PP2A is a serine-threonine phosphatase that regulates a variety of cellular functions. It is a heterotrimeric protein composed of (A) a scaffolding subunit, (B) variable regulatory subunits, and (C) a catalytic subunit [3]. The PPP2R1A gene is present on chromosome 19 (19q13.41) which encodes isoform α of the scaffolding subunit (Aα). The Aα scaffolding subunit functions to link the catalytic and regulatory subunits including B56δ [4]. Moreover, mutations in the PPP2R1a gene can interrupt B56δ-dependent dephosphorylation [4] where B56δ is greatly expressed in the neural tissues [4,5]. Seven cases of de novo mutations in the PPP2R1A gene have been described in the literature with predominant features of agenesis or hypoplasia of corpus callosum, hypotonia, developmental delay, severe intellectual disability, ventriculomegaly, and dysmorphic features [4-7]. These features were consistent with findings in our patient. Most recently, a broad phenotypic spectrum of PPP2R1A-related neurodevelopmental disorder in 30 individuals found language delay, hypotonia, and hypermobile joints along developmental delay ranging from mild learning to severe intellectual disabilities (ID) with or without epilepsy. Individuals without B55α subunit-binding deficit had macrocephaly, less severe ID, and no seizures while impaired B55α but increased striatin binding were found biochemically more disruptive variants with associated profound ID, epilepsy, hypoplasia of corpus callosum, and occasionally microcephaly [8].

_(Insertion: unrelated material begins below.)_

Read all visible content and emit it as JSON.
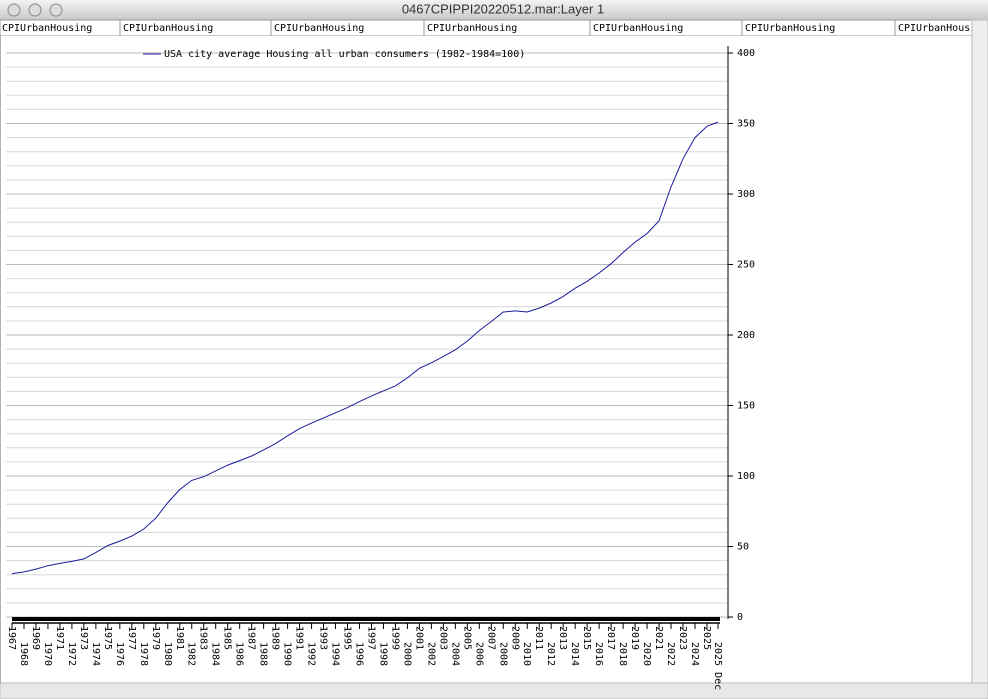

Hydrocephalus is a condition of increased intraventricular pressure and pathological dilatation of ventricles which has significantly caused morbidity and mortality in children [9]. Among the myriad of clinical features, Cushing’s triad (hypertension, bradycardia, and irregular respiration) is the most common presentation but may vary according to the age of presentation [10]. These were consistent in our patient. Besides, some late manifestations like Parinaud syndrome (dorsal midbrain syndrome) and new-onset seizures necessitate urgent intervention [10]. A seizure should be considered a sign of an advanced form of hydrocephalus if there is no other explainable cause [10]. Thus, intervention for advanced stage hydrocephalus is required [10]. Imaging studies are useful in diagnosing hydrocephalus while serial head circumference measurement can help monitor the progress [10]. In children showing progressive features of hydrocephalus, CSF diversion procedures remain the standard of care where the ventricular shunt is the most common one [10]. Alternately, newer endoscopic minimally invasive procedures can also be used [10]. The five-year outcome in International Infant Hydrocephalus Study (IIHS) showed a better overall health status and quality of life in the endoscopic third ventriculostomy (ETV) cohort but no significant difference between those treated initially with ETV or shunt [11-14]. The immediate risks of surgical procedures for hydrocephalus include strokes, intraparenchymal or subdural hemorrhage, catheter misplacement causing nonfunctional shunt, or urgent reoperation [10,15-19]. In our patient, hydrocephalus was confirmed on MRI. Further, surgical procedure ETV/choroid plexus catheterization (CPC) was done to drain the CSF. He developed meningitis/encephalitis so EVD was placed later. But it also got dislodged which was repositioned.

Conclusions

Managing seizures can be a great challenge in a child with PPP2R1A gene mutation and congenital hydrocephalus. Different standard medical and surgical treatments may show variable effects on symptom control and disease progression.